Чем выше курс доллара, тем выше экспортная цена нефти (первичная стоимость производственной цепочки), тем выше объем изъятия добавленной стоимости из конечного продукта других стран в пользу оператора дефляционными эффектами роста (то же самое относится ко всем видам сырья, но в нефти этот механизм действует наиболее отчетливо. – Л. К.).
За время оккупации Рура (к декабрю 1923 года) франк обесценился более чем на 30 %, упав до 20 франков за доллар. Довоенный курс в 5,18 франка за доллар был всего лишь приятным воспоминанием[457]. А 14 апреля 1924 года, когда в Париже начнутся заключительные переговоры по плану Дауэса, произойдет обвал французской фондовой биржи (фр. Grande peur)[458]. Валютная цена фунта стерлингов выросла с 90 до 123 франков. Премьер-министр Франции Раймон Пуанкаре сказал тогда, что он опасается следующей отметки франка «канул в небытие»[459].
Францию лишили статуса мирового кредитора, она стала частью «общего» долгового пространства, потеряла национальную проектность (историческая субъектность). В Госдепартаменте США по этому поводу отметят с чувством глубокого удовлетворения: «Франк упал очень вовремя, что значительно прибавило смысла в этой стране»[460]. А на Даунинг-стрит будет царить открытая эйфория: «французские милитаристы получили свое, когда курс франка рухнул»[461].
В конце февраля 1925 года Франция вынуждена будет согласиться с выводом войск из Рура в обмен на гарантии «союзников» в отношении выплаты репараций со стороны Германии (план Дауэса). Банкирский дом Моргана тут же выдаст Парижу срочный кредит в 100 млн долл. под гарантии госдепа США, Банк Англии также предоставит краткосрочный заем. А Пуанкаре подаст в отставку. (Сбудется предсказание Троцкого о назначении правительств стран Европы американским капиталом. – Л. К.)
Репарации и межгосударственный долг исказили структуру мировых финансов как системы обеспечения межстранового торгового оборота (госдолг вырос в 12 раз, его обслуживание съедало 1/3 национальных бюджетов). Новая финансовая архитектура, обслуживающая глобальный переток капитала, требовала отказа от узконациональных интересов в угоду «общему» росту.
Как отметил позже в одной из своих работ Адам Туз, «экономический либерализм» оказался абсолютно несовместим с национализмом, требовал «действительно полной переоценки национальных интересов – не только экономических, но стратегических и политических»[462].
Для погашения внешних (согласно формуле Рокфеллера, «во благо всего человечества») обязательств, за возможность доступа к новому экономическому дефлятору в жертву приносились национальные обязательства (проектность).
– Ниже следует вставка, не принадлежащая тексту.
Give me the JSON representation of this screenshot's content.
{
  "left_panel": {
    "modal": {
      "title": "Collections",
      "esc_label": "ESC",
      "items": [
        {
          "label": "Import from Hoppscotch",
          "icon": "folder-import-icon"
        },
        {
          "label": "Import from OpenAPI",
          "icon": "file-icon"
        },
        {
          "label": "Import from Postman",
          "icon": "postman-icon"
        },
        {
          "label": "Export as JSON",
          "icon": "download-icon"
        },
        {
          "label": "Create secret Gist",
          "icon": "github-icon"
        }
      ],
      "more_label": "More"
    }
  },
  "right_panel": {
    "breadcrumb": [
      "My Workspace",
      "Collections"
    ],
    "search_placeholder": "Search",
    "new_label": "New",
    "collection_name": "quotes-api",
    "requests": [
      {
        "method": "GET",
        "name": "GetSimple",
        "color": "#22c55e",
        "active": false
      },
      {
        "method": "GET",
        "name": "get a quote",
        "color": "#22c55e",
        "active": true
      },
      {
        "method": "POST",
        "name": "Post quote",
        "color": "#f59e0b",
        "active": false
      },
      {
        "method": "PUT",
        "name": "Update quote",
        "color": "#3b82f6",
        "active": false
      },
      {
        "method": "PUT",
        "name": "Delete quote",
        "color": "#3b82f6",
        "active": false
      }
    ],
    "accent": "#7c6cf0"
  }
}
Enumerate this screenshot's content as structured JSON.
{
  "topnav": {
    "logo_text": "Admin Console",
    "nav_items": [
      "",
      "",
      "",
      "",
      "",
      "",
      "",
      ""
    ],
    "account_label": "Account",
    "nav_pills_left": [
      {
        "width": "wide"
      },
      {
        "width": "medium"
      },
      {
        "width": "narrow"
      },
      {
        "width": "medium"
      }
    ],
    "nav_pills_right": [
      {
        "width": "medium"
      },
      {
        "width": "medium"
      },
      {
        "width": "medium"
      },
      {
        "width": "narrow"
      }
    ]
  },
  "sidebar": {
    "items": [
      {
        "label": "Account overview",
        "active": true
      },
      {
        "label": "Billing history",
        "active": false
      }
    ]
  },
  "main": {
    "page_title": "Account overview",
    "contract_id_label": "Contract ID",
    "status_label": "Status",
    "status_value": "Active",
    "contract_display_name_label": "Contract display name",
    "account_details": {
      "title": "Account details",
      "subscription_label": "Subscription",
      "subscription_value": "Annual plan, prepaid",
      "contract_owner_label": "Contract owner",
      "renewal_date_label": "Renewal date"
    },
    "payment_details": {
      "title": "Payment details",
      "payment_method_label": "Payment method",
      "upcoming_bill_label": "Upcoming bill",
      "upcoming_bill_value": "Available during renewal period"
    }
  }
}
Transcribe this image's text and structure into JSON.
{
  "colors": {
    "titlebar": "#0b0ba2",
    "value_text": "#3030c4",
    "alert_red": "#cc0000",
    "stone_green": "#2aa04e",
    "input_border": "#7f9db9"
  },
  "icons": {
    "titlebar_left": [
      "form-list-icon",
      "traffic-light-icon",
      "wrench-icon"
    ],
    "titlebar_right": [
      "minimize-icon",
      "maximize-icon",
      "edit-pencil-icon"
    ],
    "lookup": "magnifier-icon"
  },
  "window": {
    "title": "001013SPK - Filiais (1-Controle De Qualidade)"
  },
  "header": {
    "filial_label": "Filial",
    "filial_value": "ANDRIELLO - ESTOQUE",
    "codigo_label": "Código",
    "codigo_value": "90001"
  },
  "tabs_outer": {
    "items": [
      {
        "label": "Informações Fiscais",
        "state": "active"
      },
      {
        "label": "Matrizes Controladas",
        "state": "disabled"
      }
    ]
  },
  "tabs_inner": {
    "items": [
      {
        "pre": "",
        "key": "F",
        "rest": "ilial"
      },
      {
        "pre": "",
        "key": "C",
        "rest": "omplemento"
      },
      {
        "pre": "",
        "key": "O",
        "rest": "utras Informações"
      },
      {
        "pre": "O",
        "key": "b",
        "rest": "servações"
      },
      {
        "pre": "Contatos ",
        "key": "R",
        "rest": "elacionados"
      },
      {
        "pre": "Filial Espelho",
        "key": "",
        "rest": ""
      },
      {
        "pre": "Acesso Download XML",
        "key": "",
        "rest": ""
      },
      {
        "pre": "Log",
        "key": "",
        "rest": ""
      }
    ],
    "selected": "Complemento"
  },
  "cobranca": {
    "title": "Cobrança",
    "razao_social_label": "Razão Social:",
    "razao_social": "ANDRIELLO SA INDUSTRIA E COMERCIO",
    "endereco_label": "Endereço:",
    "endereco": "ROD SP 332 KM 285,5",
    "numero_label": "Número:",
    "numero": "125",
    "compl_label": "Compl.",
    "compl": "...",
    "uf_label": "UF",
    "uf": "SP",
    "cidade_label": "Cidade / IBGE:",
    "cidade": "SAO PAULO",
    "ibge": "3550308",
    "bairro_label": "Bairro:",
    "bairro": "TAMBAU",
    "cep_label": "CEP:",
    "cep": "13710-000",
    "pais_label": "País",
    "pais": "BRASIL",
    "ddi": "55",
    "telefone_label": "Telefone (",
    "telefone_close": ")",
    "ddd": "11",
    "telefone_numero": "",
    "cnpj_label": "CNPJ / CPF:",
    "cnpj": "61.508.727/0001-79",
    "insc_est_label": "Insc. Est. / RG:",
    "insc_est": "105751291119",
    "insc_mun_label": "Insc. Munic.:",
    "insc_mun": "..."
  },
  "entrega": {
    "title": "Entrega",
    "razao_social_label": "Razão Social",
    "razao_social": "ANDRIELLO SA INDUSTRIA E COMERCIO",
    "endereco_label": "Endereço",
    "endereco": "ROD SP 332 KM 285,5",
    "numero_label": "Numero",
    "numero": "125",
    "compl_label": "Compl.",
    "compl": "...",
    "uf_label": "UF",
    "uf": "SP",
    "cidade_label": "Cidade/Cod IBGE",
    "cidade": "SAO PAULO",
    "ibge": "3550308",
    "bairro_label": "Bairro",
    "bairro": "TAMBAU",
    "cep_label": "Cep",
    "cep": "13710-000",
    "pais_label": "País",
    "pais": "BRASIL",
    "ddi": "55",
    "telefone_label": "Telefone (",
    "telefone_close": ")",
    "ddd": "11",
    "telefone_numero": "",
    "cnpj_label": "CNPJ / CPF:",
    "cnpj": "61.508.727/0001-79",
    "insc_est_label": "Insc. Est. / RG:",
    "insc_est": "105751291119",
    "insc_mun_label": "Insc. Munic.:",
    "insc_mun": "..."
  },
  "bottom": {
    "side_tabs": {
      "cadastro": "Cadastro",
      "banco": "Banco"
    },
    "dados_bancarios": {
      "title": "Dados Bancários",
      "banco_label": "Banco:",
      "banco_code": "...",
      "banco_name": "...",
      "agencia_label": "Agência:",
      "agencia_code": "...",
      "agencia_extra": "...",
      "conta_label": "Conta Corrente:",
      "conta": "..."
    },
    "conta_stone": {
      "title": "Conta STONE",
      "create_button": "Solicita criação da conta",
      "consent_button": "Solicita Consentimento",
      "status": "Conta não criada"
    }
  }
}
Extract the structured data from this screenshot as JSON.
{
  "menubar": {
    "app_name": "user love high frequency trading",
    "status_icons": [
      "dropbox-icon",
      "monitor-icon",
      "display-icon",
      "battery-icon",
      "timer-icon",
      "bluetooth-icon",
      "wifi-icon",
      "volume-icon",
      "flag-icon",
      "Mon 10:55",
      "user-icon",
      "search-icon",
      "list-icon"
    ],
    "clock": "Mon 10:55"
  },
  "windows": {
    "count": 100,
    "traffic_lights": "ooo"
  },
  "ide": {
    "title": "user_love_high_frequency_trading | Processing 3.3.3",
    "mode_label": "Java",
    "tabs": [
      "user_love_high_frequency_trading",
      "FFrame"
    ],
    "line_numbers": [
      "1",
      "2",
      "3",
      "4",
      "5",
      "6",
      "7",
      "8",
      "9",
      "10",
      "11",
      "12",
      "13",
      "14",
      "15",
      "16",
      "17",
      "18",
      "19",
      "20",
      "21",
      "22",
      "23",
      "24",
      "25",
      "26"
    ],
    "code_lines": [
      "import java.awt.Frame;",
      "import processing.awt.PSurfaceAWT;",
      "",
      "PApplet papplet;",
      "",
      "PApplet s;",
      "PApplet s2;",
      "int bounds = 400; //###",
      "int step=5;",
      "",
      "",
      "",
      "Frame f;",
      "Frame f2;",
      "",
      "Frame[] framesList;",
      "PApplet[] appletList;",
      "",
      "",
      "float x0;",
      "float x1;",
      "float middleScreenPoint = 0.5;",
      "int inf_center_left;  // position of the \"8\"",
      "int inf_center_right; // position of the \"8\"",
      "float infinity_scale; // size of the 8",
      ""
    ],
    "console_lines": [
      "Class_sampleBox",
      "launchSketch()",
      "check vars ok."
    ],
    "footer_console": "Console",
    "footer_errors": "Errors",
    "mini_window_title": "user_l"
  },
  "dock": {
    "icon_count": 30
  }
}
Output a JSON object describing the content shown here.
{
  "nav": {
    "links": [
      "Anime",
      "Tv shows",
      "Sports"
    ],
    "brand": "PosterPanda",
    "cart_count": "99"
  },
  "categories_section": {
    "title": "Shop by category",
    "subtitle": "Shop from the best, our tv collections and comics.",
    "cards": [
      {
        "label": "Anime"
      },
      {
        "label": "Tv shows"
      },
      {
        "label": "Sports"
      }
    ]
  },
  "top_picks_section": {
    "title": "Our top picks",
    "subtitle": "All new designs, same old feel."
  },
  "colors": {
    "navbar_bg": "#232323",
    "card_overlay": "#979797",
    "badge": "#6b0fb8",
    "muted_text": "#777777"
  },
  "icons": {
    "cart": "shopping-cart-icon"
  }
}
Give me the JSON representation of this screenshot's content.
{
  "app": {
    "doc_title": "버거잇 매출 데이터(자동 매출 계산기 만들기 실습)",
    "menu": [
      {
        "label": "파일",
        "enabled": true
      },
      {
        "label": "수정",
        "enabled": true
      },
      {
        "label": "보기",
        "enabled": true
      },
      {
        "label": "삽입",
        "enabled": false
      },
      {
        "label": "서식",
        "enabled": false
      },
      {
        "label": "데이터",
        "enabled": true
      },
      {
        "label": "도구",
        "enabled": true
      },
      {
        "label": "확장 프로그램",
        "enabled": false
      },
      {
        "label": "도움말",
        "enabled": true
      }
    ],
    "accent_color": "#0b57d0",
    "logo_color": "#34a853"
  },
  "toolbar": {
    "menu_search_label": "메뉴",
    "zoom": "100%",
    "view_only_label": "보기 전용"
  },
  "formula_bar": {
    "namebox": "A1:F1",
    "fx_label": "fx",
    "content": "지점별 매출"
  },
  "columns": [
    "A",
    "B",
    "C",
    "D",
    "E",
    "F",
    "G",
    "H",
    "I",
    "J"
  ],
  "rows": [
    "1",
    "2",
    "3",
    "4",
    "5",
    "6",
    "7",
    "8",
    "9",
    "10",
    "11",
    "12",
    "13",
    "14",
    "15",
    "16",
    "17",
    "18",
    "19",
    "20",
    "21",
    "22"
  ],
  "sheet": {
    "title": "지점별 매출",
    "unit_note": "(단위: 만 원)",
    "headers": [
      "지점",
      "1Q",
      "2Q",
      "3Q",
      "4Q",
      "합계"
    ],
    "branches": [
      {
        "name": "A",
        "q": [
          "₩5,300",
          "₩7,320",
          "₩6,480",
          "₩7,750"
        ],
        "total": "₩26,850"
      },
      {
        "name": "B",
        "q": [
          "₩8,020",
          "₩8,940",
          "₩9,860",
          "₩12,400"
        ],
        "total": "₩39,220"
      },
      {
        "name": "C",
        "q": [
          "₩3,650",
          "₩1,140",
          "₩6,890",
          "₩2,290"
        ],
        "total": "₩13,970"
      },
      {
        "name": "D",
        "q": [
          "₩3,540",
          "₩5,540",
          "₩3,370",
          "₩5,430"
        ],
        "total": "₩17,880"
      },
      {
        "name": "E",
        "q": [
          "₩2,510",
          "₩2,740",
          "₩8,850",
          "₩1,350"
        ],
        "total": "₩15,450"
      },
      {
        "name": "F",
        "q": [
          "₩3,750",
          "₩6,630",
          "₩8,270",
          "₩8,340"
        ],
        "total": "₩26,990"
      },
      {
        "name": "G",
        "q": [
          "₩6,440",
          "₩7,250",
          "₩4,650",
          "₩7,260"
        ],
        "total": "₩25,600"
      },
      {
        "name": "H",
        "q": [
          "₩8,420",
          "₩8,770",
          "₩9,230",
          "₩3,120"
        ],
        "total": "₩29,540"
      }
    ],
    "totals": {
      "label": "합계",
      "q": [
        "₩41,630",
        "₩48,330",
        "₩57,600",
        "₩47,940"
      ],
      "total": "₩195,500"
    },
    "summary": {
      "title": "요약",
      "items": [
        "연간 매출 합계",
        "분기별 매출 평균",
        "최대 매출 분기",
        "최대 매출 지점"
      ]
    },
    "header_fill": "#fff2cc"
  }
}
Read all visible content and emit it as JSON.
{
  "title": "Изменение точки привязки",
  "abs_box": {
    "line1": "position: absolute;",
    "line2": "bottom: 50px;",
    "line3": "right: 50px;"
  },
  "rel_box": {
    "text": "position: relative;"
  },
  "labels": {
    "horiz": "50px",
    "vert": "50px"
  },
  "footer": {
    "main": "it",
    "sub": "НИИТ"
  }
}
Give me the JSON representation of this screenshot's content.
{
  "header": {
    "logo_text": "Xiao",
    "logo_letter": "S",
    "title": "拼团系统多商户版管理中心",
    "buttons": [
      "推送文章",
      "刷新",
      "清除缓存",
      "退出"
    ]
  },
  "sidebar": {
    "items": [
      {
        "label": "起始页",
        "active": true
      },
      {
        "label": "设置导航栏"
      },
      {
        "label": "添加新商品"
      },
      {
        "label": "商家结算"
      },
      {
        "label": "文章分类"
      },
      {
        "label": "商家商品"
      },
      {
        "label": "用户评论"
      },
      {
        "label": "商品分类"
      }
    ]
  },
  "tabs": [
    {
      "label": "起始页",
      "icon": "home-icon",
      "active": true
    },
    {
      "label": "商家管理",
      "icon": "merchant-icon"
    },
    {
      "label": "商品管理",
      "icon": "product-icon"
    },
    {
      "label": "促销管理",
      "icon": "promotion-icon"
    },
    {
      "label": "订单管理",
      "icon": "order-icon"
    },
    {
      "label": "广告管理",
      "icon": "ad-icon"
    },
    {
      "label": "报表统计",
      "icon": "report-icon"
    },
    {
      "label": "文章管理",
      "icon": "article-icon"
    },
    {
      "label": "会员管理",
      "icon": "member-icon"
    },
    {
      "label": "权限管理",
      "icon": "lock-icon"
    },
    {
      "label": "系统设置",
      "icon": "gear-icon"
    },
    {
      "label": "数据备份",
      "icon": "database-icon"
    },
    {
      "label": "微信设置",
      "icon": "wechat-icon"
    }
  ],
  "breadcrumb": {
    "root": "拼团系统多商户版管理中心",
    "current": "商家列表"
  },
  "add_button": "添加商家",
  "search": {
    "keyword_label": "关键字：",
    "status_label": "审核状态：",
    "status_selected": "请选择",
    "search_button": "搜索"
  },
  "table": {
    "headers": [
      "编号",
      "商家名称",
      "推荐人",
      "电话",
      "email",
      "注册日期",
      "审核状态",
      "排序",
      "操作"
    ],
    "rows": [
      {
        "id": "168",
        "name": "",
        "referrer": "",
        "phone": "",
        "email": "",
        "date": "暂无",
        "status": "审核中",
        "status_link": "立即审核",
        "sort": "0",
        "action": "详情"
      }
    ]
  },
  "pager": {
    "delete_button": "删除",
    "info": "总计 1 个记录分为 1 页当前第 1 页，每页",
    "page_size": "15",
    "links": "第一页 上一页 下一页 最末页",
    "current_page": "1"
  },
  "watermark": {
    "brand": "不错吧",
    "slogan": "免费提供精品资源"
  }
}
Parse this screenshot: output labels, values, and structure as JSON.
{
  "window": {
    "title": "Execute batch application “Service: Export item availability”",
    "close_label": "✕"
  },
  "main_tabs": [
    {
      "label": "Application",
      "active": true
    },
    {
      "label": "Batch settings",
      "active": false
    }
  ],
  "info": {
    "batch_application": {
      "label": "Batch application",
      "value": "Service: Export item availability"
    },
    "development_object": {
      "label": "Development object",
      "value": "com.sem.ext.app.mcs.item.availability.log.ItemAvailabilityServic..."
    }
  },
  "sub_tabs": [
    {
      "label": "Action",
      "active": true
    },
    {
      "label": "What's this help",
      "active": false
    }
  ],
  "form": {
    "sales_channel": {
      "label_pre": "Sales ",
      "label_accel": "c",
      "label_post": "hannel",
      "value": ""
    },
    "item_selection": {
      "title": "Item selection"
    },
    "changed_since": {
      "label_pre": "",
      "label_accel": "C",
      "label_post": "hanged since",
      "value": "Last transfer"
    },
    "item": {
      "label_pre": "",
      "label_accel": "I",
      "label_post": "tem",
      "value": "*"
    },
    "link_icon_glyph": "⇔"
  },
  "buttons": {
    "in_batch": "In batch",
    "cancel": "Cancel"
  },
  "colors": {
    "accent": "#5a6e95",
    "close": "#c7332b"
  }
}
Конечным плательщиком по американским долгам выступало население стран-должников Европы.
Англия попытается откатиться к довоенному долговому паритету, вернувшись к золотому стандарту (попытка отвязаться от «нефтедоллара»). За Англией последует еще 35 стран, которые, по выражению Поланьи, вынуждены будут «буквально морить себя голодом, чтобы достигнуть вожделенных золотых берегов»[463].
В реальности страны «морили себя голодом» не ради «золотых берегов», а в угоду новой доминантной модели роста. Дилемму, вставшую после Great War перед национальным государством, очень точно сформулирует упоминавшийся выше лидер английских лейбористов Рамсей Макдональд.
30 мая 1934 года (после того как в конце 1933 года Британия остановит выплаты по американскому долгу) Макдональд напишет в своих дневниках: «Платежи, ведущие к нарушению порядка (каким бы он ни был), являются предательством по отношению ко всему миру. Мы вынуждены взять на себя выполнение неблагодарной задачи и положить конец безрассудству, заставляющему нас платить»[464].
Пересмотреть зафиксированный в прошлом долг согласно изменившейся проекции в будущее (градиент), вернуться назад во времени невозможно. Дефляция была попыткой своеобразного выкупа революции, которая могла привести к национальному реваншу (желание «положить конец безрассудству»). «Финансовый термидор» в итоге приведет к социальной контрреволюции.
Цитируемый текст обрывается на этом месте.